I am sorry. I know sometimes I am hard to deal with and I know sometimes I don’t make sense. I know you think I am acting childish and stupid and irrational and ridiculous but I need you to understand….that is not ME. That is my disorder rearing its ugly head. Do you not realize I KNOW how stupid and irrational and ridiculous and childish I am acting. Do you not understand how BAD it makes me feel about myself and my behavior? Do you realize how much worse it makes me feel to have you point it out and talk to me like I am doing it on purpose. Do you realize I have ABSOLUTELY no control over it?  Do you even care?

 

I hate that you judge me.

 

I get it. I judge me too. So much worse than you ever have or ever will. I hate that you think I am less than you think I should be. Trust me.. I know I am even less than that.

 

It is these reasons why I live my life berating myself every minute of every day. Reminding myself that I am the biggest piece of shit on the planet, never letting myself forget how much of a burden I am to those around me, never allowing myself to forget how worthless and useless I am in this world.

 

Trust me I know……because I spend most of my life,talking myself out of dying every single day.

 

I wish you understood. I wish you all understood what it is like to be me, what it is like to be inside my head, what it is like to not have any control of your thoughts and emotions and reactions. I wish you all understood how much chaos I live with inside my brain at all times—the anxiety, the fear, the guilt, the frustration, the fury, the hatred. I wish you could see for five minutes what my life is really like. I wish I had what it took inside me to tell you. I don’t. I never have and I never will. Because I do not want to be more of a burden than I already am.

Trust me when I tell you that nothing you will ever say or do will ever compare to the destruction I wreak upon myself every single day.

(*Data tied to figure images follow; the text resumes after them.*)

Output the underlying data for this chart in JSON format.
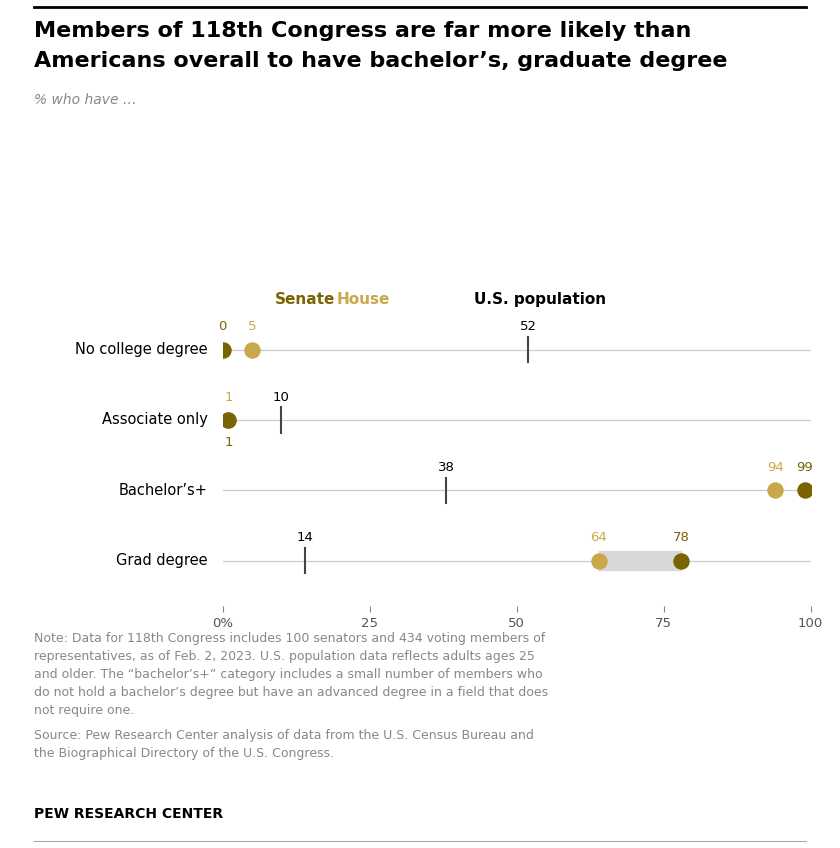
{
  "title_line1": "Members of 118th Congress are far more likely than",
  "title_line2": "Americans overall to have bachelor’s, graduate degree",
  "subtitle": "% who have …",
  "categories": [
    "No college degree",
    "Associate only",
    "Bachelor’s+",
    "Grad degree"
  ],
  "senate_values": [
    0,
    1,
    99,
    78
  ],
  "house_values": [
    5,
    1,
    94,
    64
  ],
  "us_pop_values": [
    52,
    10,
    38,
    14
  ],
  "senate_color": "#7a6300",
  "house_color": "#c9a84c",
  "note_text": "Note: Data for 118th Congress includes 100 senators and 434 voting members of\nrepresentatives, as of Feb. 2, 2023. U.S. population data reflects adults ages 25\nand older. The “bachelor’s+” category includes a small number of members who\ndo not hold a bachelor’s degree but have an advanced degree in a field that does\nnot require one.",
  "source_text": "Source: Pew Research Center analysis of data from the U.S. Census Bureau and\nthe Biographical Directory of the U.S. Congress.",
  "branding": "PEW RESEARCH CENTER",
  "xlim": [
    0,
    100
  ],
  "xticks": [
    0,
    25,
    50,
    75,
    100
  ],
  "xticklabels": [
    "0%",
    "25",
    "50",
    "75",
    "100"
  ],
  "background_color": "#ffffff",
  "line_color": "#cccccc",
  "dot_size": 140,
  "legend_senate_label": "Senate",
  "legend_house_label": "House",
  "legend_us_label": "U.S. population"
}
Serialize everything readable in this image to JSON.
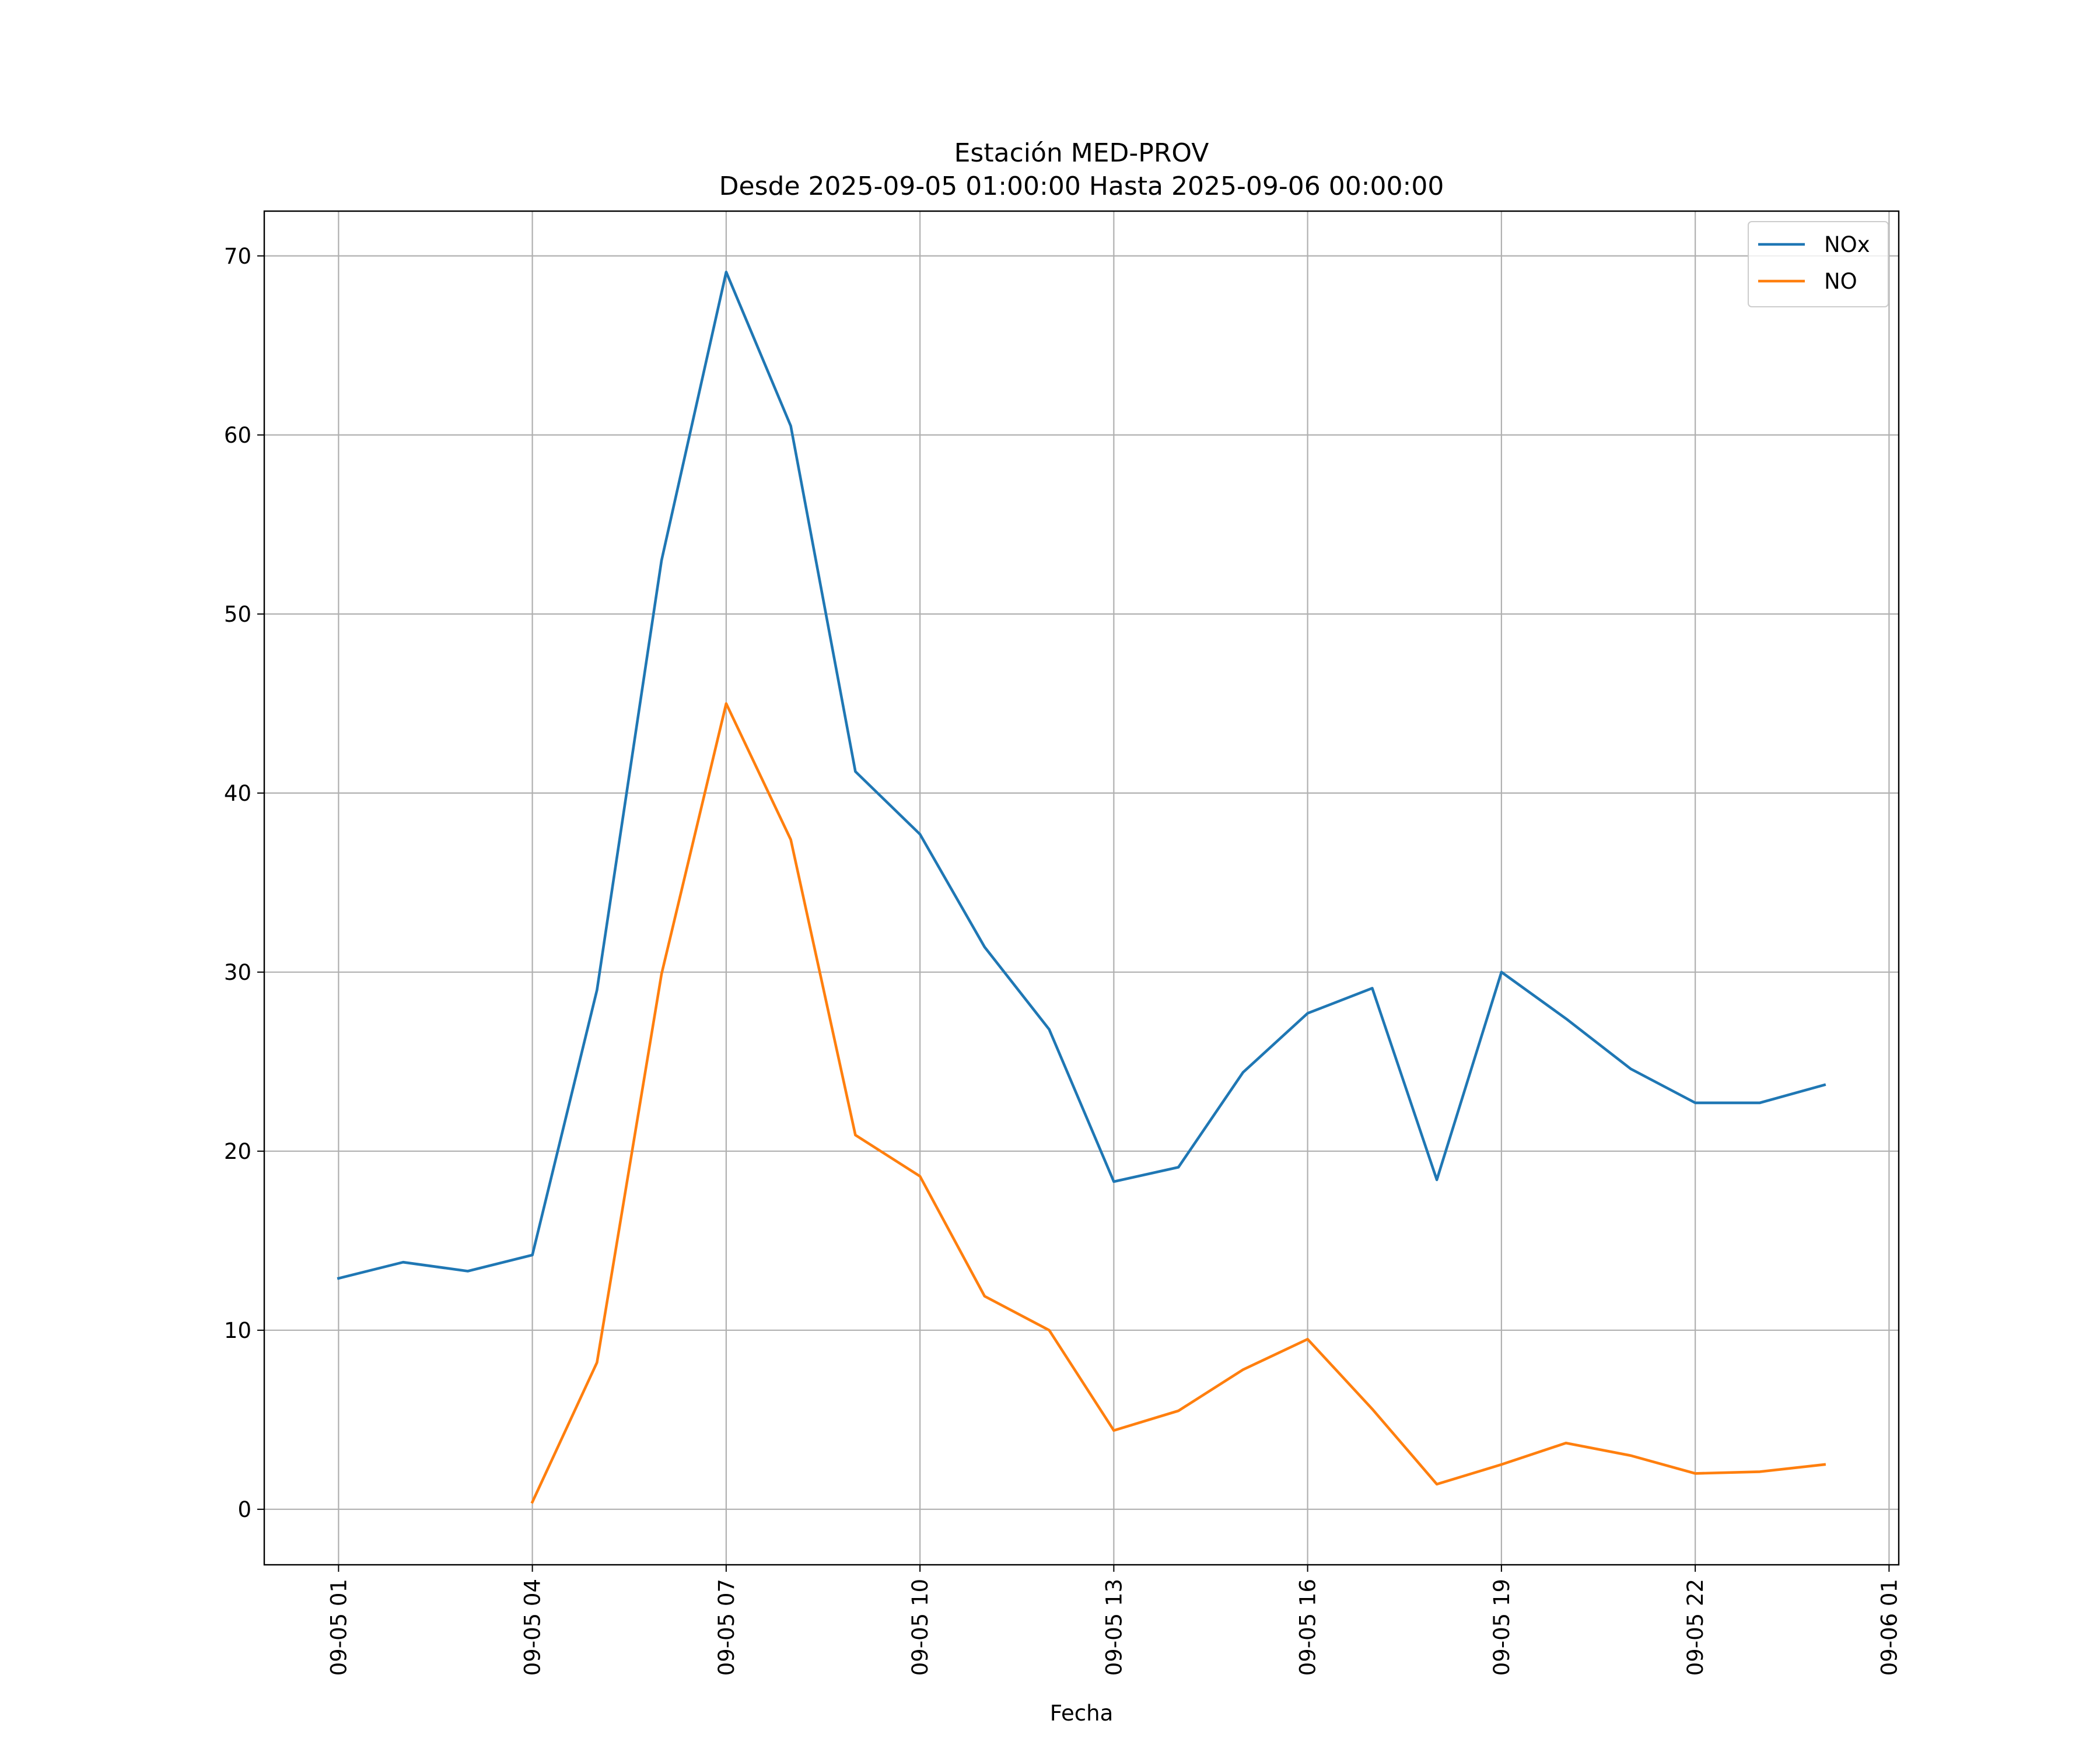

So go ahead and judge me. Tell me I am childish and I just need to calm down and chill out. If only it were that easy. If only my life was that simple. If only I really could. If only I had that power in me. God, what I would give for that kind of control in my life. You have no idea.

Nothing you can say will touch me. (except for it does)

All it does it push me closer to the edge……and  that edge gets closer every day.